Résultat, les prix des logements neufs se sont contractés en octobre de 1,6% sur an, selon des calculs réalisés à partir des chiffres du Bureau national des statistiques (BNS).

Il s’agit du repli le plus important depuis août 2015 de cet indicateur qui agrège la moyenne des prix dans 70 villes de Chine.

Signe d’une conjoncture difficile: en octobre, les prix dans l’immobilier s’affichaient en baisse dans 58 villes sur 70 par rapport au mois précédent – contre 54 en septembre.

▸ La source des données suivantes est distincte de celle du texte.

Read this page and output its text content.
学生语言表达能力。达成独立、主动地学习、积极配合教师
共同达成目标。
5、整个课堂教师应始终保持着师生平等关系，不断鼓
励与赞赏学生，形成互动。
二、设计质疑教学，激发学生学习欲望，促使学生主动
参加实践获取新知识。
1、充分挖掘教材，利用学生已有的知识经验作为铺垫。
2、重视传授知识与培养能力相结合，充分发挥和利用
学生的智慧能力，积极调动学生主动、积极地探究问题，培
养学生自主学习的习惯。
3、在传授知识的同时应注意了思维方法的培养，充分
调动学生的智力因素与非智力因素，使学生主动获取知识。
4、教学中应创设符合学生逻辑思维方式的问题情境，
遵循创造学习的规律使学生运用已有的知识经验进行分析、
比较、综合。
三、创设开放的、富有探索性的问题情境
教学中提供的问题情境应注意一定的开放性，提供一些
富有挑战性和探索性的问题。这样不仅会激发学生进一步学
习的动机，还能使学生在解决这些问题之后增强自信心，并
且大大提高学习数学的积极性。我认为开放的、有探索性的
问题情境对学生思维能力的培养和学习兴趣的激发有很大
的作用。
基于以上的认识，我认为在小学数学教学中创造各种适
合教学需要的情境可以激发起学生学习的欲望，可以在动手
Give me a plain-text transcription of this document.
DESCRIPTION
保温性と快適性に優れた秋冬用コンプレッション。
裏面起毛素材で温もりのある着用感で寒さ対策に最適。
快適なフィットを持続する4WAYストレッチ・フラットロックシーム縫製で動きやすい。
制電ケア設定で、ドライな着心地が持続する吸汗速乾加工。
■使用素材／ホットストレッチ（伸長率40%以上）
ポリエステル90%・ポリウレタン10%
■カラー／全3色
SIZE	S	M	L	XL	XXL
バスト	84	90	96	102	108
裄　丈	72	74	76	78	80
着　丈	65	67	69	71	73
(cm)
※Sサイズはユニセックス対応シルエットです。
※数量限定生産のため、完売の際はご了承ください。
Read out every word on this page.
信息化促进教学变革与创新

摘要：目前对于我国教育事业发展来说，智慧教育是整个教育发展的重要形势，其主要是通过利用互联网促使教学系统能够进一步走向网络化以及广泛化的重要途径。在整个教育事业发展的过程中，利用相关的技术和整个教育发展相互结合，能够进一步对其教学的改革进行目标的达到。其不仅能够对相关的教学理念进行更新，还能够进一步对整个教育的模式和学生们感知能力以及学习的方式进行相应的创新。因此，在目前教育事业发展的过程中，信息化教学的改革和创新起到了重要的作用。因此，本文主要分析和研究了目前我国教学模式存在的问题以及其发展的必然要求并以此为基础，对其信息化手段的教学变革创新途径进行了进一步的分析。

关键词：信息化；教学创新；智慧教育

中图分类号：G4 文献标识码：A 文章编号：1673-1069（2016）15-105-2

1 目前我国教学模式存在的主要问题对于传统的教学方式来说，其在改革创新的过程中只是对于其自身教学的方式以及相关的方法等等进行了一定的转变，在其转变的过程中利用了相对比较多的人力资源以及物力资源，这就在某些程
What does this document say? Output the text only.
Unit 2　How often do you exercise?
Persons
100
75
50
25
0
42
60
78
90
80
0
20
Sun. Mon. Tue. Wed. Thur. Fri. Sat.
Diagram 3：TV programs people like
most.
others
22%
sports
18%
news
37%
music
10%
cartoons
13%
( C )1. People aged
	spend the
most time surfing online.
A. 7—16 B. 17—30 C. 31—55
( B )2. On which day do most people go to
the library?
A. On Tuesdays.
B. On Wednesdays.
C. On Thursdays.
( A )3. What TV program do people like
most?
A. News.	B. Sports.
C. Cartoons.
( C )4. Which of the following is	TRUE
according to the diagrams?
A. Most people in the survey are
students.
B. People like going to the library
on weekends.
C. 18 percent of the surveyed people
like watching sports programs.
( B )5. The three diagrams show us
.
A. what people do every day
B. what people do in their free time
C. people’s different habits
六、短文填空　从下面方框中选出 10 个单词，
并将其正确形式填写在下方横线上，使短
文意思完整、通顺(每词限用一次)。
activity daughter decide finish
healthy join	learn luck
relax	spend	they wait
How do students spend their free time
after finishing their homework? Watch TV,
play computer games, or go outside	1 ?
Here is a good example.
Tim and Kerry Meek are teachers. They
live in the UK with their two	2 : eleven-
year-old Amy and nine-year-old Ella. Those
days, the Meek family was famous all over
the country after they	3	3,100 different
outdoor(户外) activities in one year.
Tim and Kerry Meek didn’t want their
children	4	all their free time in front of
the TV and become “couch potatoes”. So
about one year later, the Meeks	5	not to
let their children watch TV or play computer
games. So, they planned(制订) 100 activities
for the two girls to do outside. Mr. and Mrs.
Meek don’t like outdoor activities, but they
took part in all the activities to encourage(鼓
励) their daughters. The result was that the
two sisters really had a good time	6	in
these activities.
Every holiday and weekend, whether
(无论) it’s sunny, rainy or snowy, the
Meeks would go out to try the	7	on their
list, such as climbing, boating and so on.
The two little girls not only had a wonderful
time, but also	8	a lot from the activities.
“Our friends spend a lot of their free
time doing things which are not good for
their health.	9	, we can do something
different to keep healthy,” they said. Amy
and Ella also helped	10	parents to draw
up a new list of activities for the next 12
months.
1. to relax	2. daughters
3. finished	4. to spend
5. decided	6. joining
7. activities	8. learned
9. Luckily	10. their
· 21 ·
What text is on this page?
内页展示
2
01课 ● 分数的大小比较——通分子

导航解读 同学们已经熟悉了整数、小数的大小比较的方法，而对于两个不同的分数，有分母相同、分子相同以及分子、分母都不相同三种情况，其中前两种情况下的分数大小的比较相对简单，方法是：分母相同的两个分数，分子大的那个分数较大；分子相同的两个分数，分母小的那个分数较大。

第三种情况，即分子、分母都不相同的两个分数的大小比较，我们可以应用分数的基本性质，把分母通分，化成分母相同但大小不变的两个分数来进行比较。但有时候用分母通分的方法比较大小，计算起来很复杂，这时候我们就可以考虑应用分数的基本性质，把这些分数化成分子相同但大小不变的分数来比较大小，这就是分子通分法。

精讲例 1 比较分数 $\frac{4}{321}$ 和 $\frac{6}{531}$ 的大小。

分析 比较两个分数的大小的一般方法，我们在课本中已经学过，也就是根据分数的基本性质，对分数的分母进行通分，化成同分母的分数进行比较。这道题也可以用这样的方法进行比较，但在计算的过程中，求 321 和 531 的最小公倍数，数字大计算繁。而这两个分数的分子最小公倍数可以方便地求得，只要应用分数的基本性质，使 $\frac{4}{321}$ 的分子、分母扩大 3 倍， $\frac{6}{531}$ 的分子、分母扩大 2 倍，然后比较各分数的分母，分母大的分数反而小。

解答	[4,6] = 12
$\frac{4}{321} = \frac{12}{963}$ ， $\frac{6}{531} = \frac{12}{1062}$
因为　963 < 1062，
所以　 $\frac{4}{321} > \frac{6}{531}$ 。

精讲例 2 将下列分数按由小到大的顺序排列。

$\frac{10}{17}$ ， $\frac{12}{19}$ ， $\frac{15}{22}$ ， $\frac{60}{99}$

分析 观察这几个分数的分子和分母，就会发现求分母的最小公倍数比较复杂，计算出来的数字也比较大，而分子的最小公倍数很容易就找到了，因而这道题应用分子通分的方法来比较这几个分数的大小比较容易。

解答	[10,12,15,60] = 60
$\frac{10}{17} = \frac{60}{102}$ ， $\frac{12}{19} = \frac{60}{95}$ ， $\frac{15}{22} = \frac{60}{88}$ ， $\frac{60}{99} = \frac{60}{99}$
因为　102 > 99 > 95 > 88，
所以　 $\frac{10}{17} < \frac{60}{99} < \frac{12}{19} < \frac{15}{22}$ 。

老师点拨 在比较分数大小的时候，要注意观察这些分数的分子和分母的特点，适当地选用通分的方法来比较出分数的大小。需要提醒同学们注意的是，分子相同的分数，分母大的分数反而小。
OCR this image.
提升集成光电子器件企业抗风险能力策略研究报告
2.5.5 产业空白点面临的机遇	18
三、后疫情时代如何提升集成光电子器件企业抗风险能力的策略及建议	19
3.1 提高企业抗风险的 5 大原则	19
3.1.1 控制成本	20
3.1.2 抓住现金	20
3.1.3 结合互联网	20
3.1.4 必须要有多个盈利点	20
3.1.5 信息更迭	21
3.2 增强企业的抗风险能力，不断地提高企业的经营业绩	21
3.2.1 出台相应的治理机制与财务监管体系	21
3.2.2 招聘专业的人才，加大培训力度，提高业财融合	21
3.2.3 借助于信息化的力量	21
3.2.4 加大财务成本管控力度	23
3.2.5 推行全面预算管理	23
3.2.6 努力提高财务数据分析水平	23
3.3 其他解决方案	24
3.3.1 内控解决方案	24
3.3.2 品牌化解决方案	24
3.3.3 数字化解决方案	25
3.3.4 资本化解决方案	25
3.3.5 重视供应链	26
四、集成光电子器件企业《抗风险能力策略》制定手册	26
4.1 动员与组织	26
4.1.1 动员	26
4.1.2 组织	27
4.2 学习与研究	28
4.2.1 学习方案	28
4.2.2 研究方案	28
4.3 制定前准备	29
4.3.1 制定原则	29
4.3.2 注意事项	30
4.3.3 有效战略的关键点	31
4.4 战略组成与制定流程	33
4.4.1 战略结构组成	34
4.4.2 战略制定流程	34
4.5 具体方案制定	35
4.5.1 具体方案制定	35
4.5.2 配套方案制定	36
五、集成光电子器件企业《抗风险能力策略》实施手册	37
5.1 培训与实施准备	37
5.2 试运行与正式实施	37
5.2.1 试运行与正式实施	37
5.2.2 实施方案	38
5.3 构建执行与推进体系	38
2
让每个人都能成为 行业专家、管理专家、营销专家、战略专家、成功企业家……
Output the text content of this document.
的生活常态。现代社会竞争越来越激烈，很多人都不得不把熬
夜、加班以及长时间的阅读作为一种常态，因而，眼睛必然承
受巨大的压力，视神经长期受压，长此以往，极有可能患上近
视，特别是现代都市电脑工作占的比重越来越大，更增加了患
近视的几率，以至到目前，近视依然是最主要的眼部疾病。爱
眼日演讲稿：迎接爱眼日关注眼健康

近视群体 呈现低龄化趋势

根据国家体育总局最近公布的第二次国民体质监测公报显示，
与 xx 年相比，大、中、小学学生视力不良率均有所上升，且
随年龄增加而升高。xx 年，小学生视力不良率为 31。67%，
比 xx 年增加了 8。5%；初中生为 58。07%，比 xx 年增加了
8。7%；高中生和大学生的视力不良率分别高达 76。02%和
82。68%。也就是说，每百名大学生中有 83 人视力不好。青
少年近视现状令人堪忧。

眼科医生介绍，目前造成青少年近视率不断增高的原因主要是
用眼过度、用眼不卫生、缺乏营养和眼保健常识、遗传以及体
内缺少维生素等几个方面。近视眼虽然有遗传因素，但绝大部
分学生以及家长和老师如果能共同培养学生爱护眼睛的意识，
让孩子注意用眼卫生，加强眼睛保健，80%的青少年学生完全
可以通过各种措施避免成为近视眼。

Les grandes métropoles de Pékin et Shanghai font figure d’exception et ont encore vu leur prix progresser le mois dernier.

Face à cette crise de l’immobilier, les autorités ont pris la semaine dernière des mesures de soutien. Révélées par la presse chinoise lundi, elles comprennent un soutien au crédit pour les promoteurs en bonne santé financière.

Elles prévoient par ailleurs pour les groupes endettés un prolongement des échéances pour le remboursement de leurs prêts.

L’immobilier et la construction, qui avaient servi de moteur à la reprise post-pandémie en 2020, pèsent plus du quart du PIB de la Chine.

Pour réduire l’endettement du secteur, Pékin avait durci depuis 2020 les conditions d’accès au crédit pour les promoteurs.

Nombre de groupes se retrouvent de ce fait à court de liquidités, dont l’ex-numéro un du secteur Evergrande.

Faute d’argent, certains groupes ont mis fin à leurs travaux ces derniers mois.

Et un nombre croissant de propriétaires furieux ont refusé d’honorer leurs mensualités, au risque d’aggraver davantage la crise et les défauts de paiement.